Der Überlieferung zufolge wurden die „turres lapidae“ (Steintürme) der Herren von Oberg in Stederdorf und Oberg um 1306 nach einer verlorenen Fehde des Bischofs Siegfried III. von Hildesheim, auf dessen Seite sie standen, gegen Herzog Heinrich dem Wunderlichen von Braunschweig-Lüneburg als Sühneleistung abgebrochen - und im Falle Stederdorfs offenbar nicht wieder aufgebaut. Auch ist der anschließende Reihehof Nr. 1, wie der Stederdorfer Heimatforscher Jürgen Sonnenberg berichtet, mit einem Adelshof und Rittergut in Verbindung zu bringen.

Budde: „Es sprechen also triftige Argumente dafür, die Stederdorfer Burgstelle an dieser Stelle zu vermuten.“ Der Gewölbekeller allein sei jedoch nicht beweiskräftig. Er könnte auch aus der frühen Neuzeit stammen, als der Wallhof als Gerichtshaus diente. „Da der Grundschulneubau direkt an das Wallhofgrundstück heranreicht und von den Erdarbeiten teils berührt wird, bestand die Aussicht, den letzten und endgültigen Beweis archäologisch zu führen“, so der Archäologe.

Inzwischen sind die betreffenden Erdarbeiten des Schulneubaus abgeschlossen. Nachdem die Baugruben, abgesehen von einzelnen mittelalterlichen Scherben, nur neuzeitliches und modernes Fundmaterial und Befunde erbrachten, wurde für den Kran-Standort das Erdreich der östlichen Wallhofanschüttung bis knapp sechs Meter vor den Gewölbekeller auf größerer Fläche abgetragen.

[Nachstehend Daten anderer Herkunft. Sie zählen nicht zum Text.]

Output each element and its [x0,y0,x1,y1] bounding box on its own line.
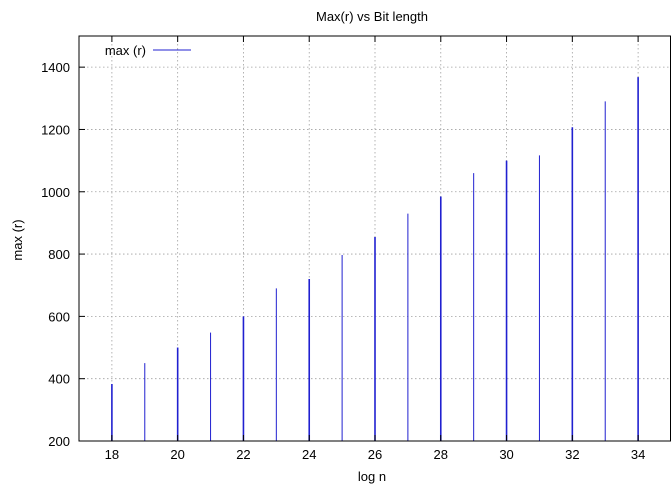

Budde berichtet: „Überraschend zeigte sich bei der Untersuchung, dass die Anschüttung im oberen Bereich modern ist und im unteren Bereich mit Funden des 17. bis 19. Jahrhunderts durchsetzt.“ Auch wurde keine Spur eines Burggrabens oder sonstiger Befunde, die mit einer Burg in Verbindung zu bringen wären, festgestellt.

Ein Suchschnitt unter der Straße am Wehrturm, direkt vor dem Wallhof, brachte dann doch noch sehr Interessantes: Im Bereich vor der Grundstücksmauer konnte in 1,20 bis 1,60 Metern Tiefe, wo bereits Grundwasser auftrat, eine mit Sand verfüllte Grube oder Graben entdeckt werden - mit zahlreichen gut erhaltenen Funden aus dem 17. bis 18. Jahrhundert.

Dabei handelt es sich um Fragmente von Haushalts- keramik und Glas des gehobenen Bedarfs, darunter Fragmente von Töpfen, Schalen und Pfannen aus glasierter Irdenware, bemalte Irdenware (Malhornware) und weißen sowie braunen Steinzeugen, darunter ein guterhaltenes Salbtöpfchen.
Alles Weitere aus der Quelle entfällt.